1.18.2009

let's call it indisposable instead

it is weird what being on an extreme budget does to you.  it makes you wash the plastic cups from a birthday party so you can use them again.  it makes you think long and hard about throwing away expensive and delicious blueberries off the plates of picky 4 year olds who refused to eat them. and so you don't.  it makes you decide that the extra pasta noodles you cooked should be bagged up and saved for lunch tomorrow instead of ending up in the garbage.   

today for cleo's birthday, my dad treated us to a lovely brunch.  other than the aforementioned del taco experience , we have not eaten out since the project began.  i cannot tell you how much we enjoyed ourselves!  we all but licked our plates and we laughed watching cleo eat every single piece of fresh fruit in her cup, including the normally dreaded honeydew.  the "treat" of the meal out was not even lost on my little miss picky!  

i have thought a lot about this today, how we appreciated the act of eating out so much more because it wasn't commonplace. it felt special again, more like an event and less like just what we do any old sunday.  statistics say that the average american eats out 4-5 times a week.  i think before this project began we probably averaged 2 times a week. at most family type restaurants,  i've found it to be basically impossible not to drop between $30-$50 for a meal for our family.  it is crazy to add this up and realize that by not eating out this month we will save somewhere between $240-$400.  that's substantial dough to have in our coffers instead of someone else's!  

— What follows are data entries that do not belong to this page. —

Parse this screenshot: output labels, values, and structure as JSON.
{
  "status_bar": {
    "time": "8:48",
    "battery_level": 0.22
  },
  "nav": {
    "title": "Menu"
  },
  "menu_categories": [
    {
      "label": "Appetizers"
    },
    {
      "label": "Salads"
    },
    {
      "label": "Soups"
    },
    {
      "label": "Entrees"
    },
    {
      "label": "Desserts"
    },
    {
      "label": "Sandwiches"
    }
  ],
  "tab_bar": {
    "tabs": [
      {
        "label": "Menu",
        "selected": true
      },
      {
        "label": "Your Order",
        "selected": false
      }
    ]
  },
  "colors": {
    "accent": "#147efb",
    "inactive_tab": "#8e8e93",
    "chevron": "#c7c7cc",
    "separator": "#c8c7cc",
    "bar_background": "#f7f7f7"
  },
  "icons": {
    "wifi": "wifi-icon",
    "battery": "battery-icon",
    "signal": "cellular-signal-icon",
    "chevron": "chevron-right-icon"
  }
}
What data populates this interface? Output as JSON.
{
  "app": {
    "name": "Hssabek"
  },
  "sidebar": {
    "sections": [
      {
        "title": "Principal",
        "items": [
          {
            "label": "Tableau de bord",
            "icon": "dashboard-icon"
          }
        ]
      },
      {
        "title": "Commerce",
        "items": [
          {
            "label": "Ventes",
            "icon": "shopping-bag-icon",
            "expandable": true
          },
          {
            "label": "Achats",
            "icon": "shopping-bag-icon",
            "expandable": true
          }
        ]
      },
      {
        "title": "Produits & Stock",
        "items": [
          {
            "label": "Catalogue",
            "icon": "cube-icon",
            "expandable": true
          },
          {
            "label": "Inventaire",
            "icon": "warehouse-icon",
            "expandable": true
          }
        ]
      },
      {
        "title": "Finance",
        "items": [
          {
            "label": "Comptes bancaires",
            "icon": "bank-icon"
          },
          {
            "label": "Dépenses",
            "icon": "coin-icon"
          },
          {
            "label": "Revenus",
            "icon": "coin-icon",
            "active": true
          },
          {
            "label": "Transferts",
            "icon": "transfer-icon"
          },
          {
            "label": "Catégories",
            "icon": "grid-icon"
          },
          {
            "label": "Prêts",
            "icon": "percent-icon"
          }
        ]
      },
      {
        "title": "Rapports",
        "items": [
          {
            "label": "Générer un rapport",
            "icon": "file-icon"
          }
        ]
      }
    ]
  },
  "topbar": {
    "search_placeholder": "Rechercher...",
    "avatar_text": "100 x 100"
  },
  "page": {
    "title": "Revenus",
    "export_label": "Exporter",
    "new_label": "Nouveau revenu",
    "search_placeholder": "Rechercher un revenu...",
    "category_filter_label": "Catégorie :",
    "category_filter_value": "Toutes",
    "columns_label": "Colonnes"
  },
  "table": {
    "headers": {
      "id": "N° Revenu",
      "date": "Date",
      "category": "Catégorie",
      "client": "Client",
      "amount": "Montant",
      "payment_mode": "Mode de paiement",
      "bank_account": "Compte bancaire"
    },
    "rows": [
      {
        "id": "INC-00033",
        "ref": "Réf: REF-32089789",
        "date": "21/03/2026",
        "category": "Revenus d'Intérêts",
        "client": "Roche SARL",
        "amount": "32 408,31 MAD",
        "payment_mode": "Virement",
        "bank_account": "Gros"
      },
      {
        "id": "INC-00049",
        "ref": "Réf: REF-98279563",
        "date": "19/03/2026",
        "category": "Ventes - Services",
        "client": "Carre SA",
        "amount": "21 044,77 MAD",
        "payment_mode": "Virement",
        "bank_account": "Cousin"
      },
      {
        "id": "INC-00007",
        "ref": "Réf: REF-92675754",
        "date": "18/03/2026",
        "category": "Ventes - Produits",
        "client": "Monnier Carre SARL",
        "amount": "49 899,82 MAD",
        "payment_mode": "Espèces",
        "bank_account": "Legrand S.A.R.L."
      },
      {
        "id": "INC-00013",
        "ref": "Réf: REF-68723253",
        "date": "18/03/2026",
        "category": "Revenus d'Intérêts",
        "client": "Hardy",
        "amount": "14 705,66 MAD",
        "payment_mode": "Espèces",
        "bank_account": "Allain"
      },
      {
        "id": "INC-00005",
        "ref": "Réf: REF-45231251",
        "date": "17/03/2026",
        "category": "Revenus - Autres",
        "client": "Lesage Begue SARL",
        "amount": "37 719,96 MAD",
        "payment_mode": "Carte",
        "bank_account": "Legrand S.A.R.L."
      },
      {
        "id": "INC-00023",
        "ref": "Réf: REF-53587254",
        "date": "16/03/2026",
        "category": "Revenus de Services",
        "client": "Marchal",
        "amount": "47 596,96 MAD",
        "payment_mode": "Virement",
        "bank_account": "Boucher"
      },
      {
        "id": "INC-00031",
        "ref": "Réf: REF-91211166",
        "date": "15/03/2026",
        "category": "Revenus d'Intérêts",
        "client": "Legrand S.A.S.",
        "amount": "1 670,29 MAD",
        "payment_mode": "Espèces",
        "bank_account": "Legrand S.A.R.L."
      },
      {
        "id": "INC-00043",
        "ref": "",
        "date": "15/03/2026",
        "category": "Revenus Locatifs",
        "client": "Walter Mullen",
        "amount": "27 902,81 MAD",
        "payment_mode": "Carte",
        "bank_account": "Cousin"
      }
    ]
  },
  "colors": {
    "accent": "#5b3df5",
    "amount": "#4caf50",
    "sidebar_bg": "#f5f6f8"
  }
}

all of this makes me question the whole financial term "disposable" income.  what a lousy thing to call our hard-earned money. who made that up?  people work hard, they make sacrifices, put their families and their fun on hold while they work to earn the money needed to survive and enjoy life. so why should we think of it as something we can throw away so easily?  this month's experience has definitely started to morph my view of what is and is not disposable in my life.    and today, right now, i'd have to answer not much.